The CME Group, the U.S. exchange operator, has raised its margin requirements for trading copper futures effective after the close of business on Thursday. This move comes as copper prices have hit record highs this week.
The CME Group has increased the outright margins on copper futures by $500 to $5,000 per contract, according to a notice from the exchange’s clearing house.
The decision to raise margins follows reports that commodity traders Trafigura and IXM were seeking physical copper to cover large bearish positions on the CME exchange. This demand contributed to the surge in U.S. copper futures, with May Comex copper futures hitting a record high of $5.18 per pound on Wednesday.
As of Thursday at 0905 GMT, May Comex copper futures were trading at $5.02 per pound, up 1% and having surged by 30% so far in 2023.
By increasing the margin requirements, the CME Group aims to make it more costly for traders to take on large positions in the copper futures market, potentially helping to curb the recent price rally.

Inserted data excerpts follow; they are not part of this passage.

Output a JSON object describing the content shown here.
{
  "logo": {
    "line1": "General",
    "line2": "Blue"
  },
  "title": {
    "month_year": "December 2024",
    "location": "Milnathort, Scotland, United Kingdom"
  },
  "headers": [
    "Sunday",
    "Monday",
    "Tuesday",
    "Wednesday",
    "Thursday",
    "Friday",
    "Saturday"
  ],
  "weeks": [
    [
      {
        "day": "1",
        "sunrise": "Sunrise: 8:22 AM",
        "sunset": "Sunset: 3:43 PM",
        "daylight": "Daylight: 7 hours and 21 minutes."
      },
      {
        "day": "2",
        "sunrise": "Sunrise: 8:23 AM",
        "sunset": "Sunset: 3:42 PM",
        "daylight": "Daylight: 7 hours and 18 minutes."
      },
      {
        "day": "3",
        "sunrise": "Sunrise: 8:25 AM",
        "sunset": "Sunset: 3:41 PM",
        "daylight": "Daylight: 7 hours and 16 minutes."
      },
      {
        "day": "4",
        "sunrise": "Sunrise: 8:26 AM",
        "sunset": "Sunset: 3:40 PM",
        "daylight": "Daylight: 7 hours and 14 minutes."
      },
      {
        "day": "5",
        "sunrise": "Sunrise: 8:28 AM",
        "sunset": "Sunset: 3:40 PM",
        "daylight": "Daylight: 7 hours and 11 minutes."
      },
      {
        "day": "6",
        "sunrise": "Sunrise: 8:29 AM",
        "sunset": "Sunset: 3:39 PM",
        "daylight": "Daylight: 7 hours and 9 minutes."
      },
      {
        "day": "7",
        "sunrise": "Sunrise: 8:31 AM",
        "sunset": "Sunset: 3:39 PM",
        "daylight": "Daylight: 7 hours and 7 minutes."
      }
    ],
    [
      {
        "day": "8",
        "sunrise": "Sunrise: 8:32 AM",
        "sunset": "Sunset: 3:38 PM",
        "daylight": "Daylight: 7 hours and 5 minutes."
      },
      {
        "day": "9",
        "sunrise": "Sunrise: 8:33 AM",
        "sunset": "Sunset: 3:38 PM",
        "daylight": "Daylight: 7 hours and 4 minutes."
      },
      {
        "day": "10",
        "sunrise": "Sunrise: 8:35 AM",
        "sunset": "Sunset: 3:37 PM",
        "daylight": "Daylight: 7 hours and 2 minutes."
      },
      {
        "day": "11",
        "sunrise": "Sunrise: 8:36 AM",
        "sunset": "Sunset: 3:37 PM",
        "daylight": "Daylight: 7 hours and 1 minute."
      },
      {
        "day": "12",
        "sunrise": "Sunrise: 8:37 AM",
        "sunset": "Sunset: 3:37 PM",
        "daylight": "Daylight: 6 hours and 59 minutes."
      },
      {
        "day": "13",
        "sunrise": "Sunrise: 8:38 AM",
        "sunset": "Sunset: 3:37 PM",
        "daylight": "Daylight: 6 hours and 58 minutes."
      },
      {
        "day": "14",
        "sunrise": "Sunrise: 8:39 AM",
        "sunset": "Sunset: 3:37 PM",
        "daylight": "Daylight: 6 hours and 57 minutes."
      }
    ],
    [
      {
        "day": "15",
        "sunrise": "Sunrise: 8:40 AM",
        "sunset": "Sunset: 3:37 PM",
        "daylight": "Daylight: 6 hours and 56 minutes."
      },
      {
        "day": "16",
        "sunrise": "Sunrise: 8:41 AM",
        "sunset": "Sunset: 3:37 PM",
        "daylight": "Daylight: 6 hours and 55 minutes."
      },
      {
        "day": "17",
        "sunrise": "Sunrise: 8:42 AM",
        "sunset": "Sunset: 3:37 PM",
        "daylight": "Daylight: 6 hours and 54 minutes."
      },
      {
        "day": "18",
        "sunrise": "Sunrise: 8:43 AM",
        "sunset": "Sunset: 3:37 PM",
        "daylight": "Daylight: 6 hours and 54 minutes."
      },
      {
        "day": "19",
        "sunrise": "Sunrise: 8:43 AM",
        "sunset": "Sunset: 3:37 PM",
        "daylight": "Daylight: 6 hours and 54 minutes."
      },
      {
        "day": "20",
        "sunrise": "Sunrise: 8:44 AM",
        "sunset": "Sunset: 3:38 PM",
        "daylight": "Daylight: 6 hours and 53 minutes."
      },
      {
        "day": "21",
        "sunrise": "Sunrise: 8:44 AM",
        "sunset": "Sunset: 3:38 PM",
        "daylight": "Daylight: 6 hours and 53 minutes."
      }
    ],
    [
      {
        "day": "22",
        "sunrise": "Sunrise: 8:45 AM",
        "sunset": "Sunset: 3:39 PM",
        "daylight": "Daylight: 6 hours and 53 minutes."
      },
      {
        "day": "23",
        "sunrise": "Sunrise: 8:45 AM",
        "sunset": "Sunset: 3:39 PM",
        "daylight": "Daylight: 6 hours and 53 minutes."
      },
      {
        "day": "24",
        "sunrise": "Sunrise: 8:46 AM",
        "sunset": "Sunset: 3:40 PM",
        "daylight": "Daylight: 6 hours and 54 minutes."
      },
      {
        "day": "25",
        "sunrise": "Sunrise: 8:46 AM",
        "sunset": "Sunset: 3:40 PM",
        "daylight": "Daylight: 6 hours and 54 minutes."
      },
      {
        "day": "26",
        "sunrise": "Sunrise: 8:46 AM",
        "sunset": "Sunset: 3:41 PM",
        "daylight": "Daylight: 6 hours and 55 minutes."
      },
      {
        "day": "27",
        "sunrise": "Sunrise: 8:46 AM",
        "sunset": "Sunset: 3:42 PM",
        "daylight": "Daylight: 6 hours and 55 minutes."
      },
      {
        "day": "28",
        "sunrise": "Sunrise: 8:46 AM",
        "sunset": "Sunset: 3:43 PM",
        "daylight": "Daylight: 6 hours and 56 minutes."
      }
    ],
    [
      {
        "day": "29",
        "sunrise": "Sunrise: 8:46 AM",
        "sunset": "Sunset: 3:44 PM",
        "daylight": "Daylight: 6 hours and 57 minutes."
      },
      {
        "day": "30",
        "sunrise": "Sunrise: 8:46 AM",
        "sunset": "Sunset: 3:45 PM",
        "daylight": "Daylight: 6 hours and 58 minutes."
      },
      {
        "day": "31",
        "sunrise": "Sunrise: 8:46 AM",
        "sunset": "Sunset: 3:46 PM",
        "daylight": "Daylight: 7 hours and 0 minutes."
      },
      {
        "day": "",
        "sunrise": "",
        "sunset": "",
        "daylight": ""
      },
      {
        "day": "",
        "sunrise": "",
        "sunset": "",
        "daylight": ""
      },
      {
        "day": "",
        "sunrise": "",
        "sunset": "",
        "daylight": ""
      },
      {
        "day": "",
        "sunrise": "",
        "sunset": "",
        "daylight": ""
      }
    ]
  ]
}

Margin requirements are the amount of collateral that traders must put up to hold a futures contract. Raising these requirements can help to reduce speculative activity and improve market stability, especially in times of high volatility.
The move by the CME Group underscores the ongoing strength in the copper market, driven by factors such as tight supply and strong demand, particularly from the energy transition and infrastructure sectors.